Que Dieu existe ou pas, il est certain que les religions existent et qu’elles font partie de l’histoire, de la société, du monde.

Mais qu’est-ce qu’une religion ? Comte-Sponville propose la définition suivante (à la suite de Durkheim) : « j’appelle religion tout ensemble organisé de croyances et de rites portant sur des choses sacrées, surnaturelles et transcendantes (c’est le sens large du mot), et spécialement sur un ou plusieurs dieux (c’est le sens restreint), croyances et rites qui unissent en une même communauté morale ou spirituelle ceux qui s’y reconnaissent ou les pratiquent. »

Cette définition s’applique assez bien aux trois monothéismes (judaïsme, christianisme, islam) mais moins bien aux formes originelles du bouddhisme, du taoïsme ou du confucianisme, qui, à l’origine, sont seulement des sagesses.

Le détour par l’étymologie permettra d’approfondir cette définition. Deux « lectures étymologiques » du mot religion se font concurrence : -    religio viendrait de « relegare » , qui signifiait « relier » et conduit à cette « évidence » que la religion, c’est ce qui relie. En ce sens, dans les différents monothéismes, les gens sont liés entre eux parce qu’ils ont tous le sentiment d’être reliés à Dieu. Cela rend possible la cohésion sociale par la communion ;-    religio viendrait plutôt de « relegere » qui pouvait signifier « recueillir » ou « relire ». La religion n’est pas ce qui relie mais ce qu’on recueille (ou ce qu’on relit avec recueillement) : des mythes, des textes fondateurs, un enseignement (origine en hébreu du mot Torah), un ou plusieurs livres (Biblia en grec), un savoir (c’est le sens, en sanskrit, du mot Véda), une lecture ou une récitation (Coran en arabe), une Loi (Dharma en sanskrit), des principes, des règles, des commandements (le Décalogue, dans l’Ancien Testament).
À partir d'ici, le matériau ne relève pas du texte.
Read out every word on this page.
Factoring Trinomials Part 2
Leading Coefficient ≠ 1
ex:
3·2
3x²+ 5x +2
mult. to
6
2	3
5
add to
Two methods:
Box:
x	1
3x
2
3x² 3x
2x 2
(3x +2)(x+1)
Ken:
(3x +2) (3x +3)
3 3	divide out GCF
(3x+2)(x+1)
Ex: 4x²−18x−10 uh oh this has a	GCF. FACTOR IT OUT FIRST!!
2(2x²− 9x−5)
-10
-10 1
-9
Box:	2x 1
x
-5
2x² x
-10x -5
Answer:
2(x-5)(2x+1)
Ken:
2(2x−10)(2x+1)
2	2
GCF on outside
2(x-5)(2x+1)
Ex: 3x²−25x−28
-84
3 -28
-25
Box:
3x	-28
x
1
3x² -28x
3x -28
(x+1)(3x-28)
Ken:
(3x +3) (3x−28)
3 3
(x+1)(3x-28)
Les deux sens ne s’opposent pas et, au contraire, peuvent se rejoindre. Relire, recueillir : les mêmes textes créent du lien : c’est en recueillant-relisant les mêmes paroles, mythes ou textes qu’on finit par communier dans les mêmes croyances et les mêmes idéaux. Que nous enseignent ces textes ? Que la sincérité vaut mieux que le mensonge, le courage mieux que la lâcheté, la générosité mieux que l’égoïsme, la douceur et la compassion mieux que  la violence ou la cruauté, la justice mieux que l’injustice, l’amour mieux que la haine. Dieu n’a pas besoin d’exister pour que ces valeurs demeurent, lesquelles sont le fruit de l’expérience millénaire de l’humanité, éloignées de la barbarie.Comte-Sponville se définit comme un athée fidèle, c’est-à-dire un homme qui ne croit pas en Dieu mais fidèle à ces  valeurs millénaires et notamment aux valeurs judéo-chrétiennes. Et, citant Spinoza, de rappeler que toute la loi est dans « la justice et la charité » et qu’il n’est d’autre sagesse que « d’aimer et de bien faire et se tenir en joie »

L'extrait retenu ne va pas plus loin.